Diese Voraussetzungen sind aber hier schon deshalb gegeben, weil gerade die Frage, welcher Prozentsatz der Schüler der Erstbeklagten die Reifeprüfung bereits beim ersten Antreten erfolgreich abgelegt hat, von den aussenstehenden Klägerinnen praktisch überhaupt nicht beantwortet werden kann, während es umgekehrt der Erstbeklagten ohne weiteres möglich sein muss, an Hand ihrer Geschäftsunterlagen zumindest konkrete Zahlenangaben zu liefern.
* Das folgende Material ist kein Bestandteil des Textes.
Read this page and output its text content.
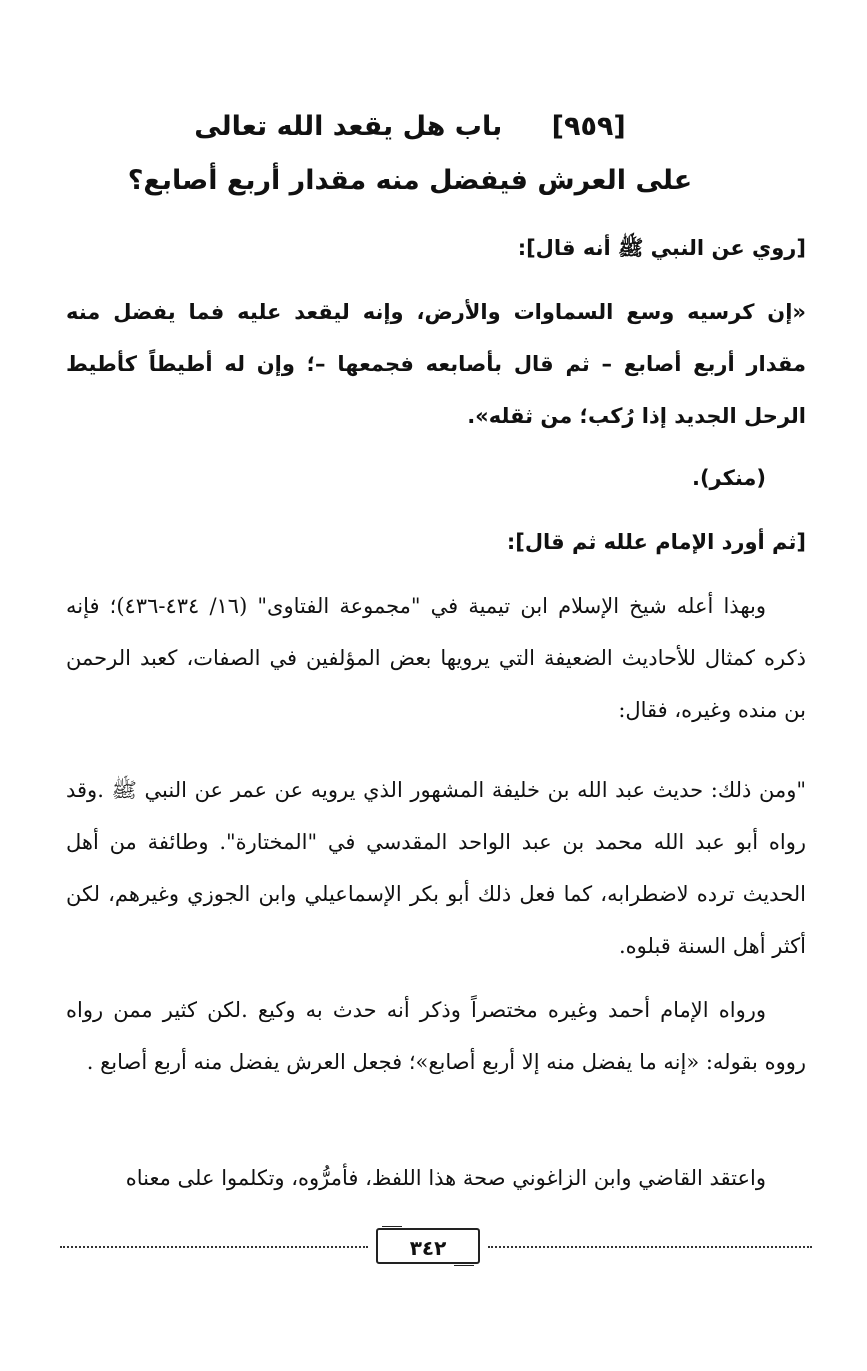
[٩٥٩] باب هل يقعد الله تعالى
على العرش فيفضل منه مقدار أربع أصابع؟
[روي عن النبي ﷺ أنه قال]:
«إن كرسيه وسع السماوات والأرض، وإنه ليقعد عليه فما يفضل منه مقدار أربع أصابع – ثم قال بأصابعه فجمعها –؛ وإن له أطيطاً كأطيط الرحل الجديد إذا رُكب؛ من ثقله».
(منكر).
[ثم أورد الإمام علله ثم قال]:
وبهذا أعله شيخ الإسلام ابن تيمية في "مجموعة الفتاوى" (١٦/ ٤٣٤-٤٣٦)؛ فإنه ذكره كمثال للأحاديث الضعيفة التي يرويها بعض المؤلفين في الصفات، كعبد الرحمن بن منده وغيره، فقال:
"ومن ذلك: حديث عبد الله بن خليفة المشهور الذي يرويه عن عمر عن النبي ﷺ .وقد رواه أبو عبد الله محمد بن عبد الواحد المقدسي في "المختارة". وطائفة من أهل الحديث ترده لاضطرابه، كما فعل ذلك أبو بكر الإسماعيلي وابن الجوزي وغيرهم، لكن أكثر أهل السنة قبلوه.
ورواه الإمام أحمد وغيره مختصراً وذكر أنه حدث به وكيع .لكن كثير ممن رواه رووه بقوله: «إنه ما يفضل منه إلا أربع أصابع»؛ فجعل العرش يفضل منه أربع أصابع .
واعتقد القاضي وابن الزاغوني صحة هذا اللفظ، فأمرُّوه، وتكلموا على معناه
٣٤٢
Dass sich die Erstbeklagte dabei nicht auf angebliche Geschäftsgeheimnisse berufen kann, weil ja sie selbst es gewesen ist, die mit den überragenden Prüfungserfolgen ihrer Kandidaten geworben hat, haben schon die Untergerichte zutreffend erkannt (vgl. dazu Baumbach‑Hefermehl a.a.O: 808 Anm. 119). Der Revision der Beklagten war daher, soweit sie sich gegen das Verbot der Behauptung „Das heisst, schon beim ersten Antreten durchzukommen – wie der weitaus grösste Teil unserer Kandidaten bei Matura und B‑Matura“ wendet, aus den angeführten Erwägungen ein Erfolg zu versagen.

Die Kostenentscheidung beruht auf §§ 41, 43 Abs. 1, § 50 ZPO.

Da die Klägerinnen im Verfahren erster Instanz im Endergebnis nur mit 1/3 ihres Unterlassungs‑ und Veröffentlichungsbegehrens durchgedrungen, mit 2/3 aber unterlegen sind, haben sie den Beklagten 1/3 der Kosten dieses Verfahrensabschnittes zu ersetzen. Im Berufungs- und Revisionsverfahren haben beide Parteien je zur Hälfte obsiegt, so dass hier mit einer gegenseitigen Kostenaufhebung vorzugehen war.